Мирабу поспешил прервать его, чтобы закончить мысль царя:

— И еще воля небес, мой господин.

Фараон насмешливо покачал головой.

— А что такое воля небес, Мирабу? — спросил он. — Она тоже не что иное, как власть.

Архитектор возразил:

— И милосердие, и любовь, ваше величество…

Царь усмехнулся:

— Так устроены вы, люди творчества! Вы приручаете непокорные камни, но в то же время ваше сердце податливее утреннего ветра. Однако мне недосуг спорить с тобой. Лучше ответь мне на вопрос и можешь покинуть мой дворец. Итак, Мирабу, в течение десяти лет ты общаешься с толпами мускулистых рабов. Ты уже должен был бы проникнуть в их самые потаенные секреты и угадывать, какие мысли зреют в их тупых головах. О чем они говорят? И что же, по-твоему, заставляет их подчиняться мне и выдерживать ужасы столь тяжкой работы? Поведай мне всю правду, Мирабу.

Архитектор на мгновение задумался, вызывая в памяти воспоминания. Все смотрели на него с нескрываемым интересом. Потом неторопливо, в своей обычной манере, исполненной страсти и хладнокровия, он ответил:

— Рабы, вернее рабочие, мой господин, поделены на два лагеря. Один из них состоит из пленных и иностранных наемников. Они не знают, в чем смысл их труда: приходят и уходят без всяких возвышенных чувств, подобно волу, который бездумно крутит колесо, подающее воду. Если бы не жесткий кнут и не бдительный надзор наших солдат, проку от них и вовсе не было бы. У них действительно тупые головы — ни взоры, ни разговоры их умом не блещут. Да они и молчат в основном.

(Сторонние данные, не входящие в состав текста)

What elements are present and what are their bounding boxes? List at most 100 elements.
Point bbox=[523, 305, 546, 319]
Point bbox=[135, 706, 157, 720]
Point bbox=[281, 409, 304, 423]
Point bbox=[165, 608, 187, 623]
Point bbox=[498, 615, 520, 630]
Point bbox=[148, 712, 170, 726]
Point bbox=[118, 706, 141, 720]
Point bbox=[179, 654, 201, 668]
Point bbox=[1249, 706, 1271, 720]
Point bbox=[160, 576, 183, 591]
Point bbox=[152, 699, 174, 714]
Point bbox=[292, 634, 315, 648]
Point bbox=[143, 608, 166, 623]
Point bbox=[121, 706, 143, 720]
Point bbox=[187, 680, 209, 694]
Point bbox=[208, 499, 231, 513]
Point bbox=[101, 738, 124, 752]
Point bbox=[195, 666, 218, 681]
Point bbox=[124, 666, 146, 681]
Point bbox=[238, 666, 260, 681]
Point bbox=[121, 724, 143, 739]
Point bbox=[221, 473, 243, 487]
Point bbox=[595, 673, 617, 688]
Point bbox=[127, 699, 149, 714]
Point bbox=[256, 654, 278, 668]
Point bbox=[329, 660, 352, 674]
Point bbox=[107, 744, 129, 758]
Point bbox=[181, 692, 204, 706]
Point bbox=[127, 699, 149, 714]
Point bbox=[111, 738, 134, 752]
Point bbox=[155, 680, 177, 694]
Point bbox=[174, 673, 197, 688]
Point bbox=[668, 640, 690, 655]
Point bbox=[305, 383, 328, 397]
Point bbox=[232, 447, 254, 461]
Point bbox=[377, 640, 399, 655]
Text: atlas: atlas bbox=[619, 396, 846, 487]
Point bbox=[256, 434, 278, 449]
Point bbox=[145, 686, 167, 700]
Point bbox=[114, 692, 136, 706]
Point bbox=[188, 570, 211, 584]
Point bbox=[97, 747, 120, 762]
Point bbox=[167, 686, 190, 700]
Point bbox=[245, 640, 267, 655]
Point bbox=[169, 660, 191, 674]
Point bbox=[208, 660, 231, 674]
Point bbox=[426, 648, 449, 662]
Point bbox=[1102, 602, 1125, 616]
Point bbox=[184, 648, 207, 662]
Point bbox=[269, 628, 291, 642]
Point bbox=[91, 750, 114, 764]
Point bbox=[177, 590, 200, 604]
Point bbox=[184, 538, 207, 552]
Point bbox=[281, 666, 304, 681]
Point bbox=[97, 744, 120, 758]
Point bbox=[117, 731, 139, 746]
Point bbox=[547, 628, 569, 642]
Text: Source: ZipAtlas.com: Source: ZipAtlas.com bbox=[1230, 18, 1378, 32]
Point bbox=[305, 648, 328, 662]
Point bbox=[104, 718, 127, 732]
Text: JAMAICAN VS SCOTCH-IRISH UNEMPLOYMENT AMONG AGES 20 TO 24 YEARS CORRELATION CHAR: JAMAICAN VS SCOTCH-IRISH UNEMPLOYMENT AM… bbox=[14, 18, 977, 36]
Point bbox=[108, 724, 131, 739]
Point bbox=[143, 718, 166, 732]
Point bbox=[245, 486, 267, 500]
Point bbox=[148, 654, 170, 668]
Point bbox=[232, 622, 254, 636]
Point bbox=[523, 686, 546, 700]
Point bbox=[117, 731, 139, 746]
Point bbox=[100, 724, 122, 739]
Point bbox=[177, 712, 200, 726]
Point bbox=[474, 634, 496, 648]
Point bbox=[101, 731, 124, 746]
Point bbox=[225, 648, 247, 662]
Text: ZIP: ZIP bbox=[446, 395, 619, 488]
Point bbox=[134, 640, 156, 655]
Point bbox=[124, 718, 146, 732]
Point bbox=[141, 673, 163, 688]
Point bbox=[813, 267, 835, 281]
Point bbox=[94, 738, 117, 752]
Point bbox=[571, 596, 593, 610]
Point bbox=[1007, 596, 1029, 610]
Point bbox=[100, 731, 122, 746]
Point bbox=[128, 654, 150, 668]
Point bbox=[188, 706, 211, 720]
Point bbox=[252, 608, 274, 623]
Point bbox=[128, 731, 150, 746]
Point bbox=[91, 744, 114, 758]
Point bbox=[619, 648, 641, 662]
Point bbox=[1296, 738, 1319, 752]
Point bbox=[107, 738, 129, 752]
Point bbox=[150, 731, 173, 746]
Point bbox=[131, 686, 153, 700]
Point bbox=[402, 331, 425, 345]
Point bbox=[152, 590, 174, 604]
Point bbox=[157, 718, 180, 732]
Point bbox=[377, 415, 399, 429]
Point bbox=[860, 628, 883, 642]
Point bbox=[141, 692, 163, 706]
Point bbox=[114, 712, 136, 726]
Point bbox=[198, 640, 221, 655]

Мирабу помолчал и продолжил:

— Что же касается египтян, то это в основном выходцы с юга. Эти люди обладают чувством собственного достоинства, гордостью, упорством и непоколебимой верой. Они способны выносить страшные мучения и спокойно переживать сокрушительные трагедии. В отличие от чужеземцев, они прекрасно осведомлены о том, что делают. В своих сердцах они верят, что тяжелый труд, которому они посвятили свою жизнь, — это славная религиозная обязанность, долг перед божествами, форма послушания тому, кто восседает на троне. Злоключения для них — это благоговение, эйфория и наслаждение. Их огромные жертвы — знак подчинения воле божественного человека, который простер себя над бесконечным временем. Мой господин, разве вы не видите, как на пылающей полуденной жаре, под обжигающими лучами солнца они раскалывают камни, подобно молнии, и с решимостью, подобной судьбе, распевают свои ритмичные песни и слагают стихи?

Слушатели были восхищены образной речью архитектора и в порыве экстаза и радости принялись аплодировать.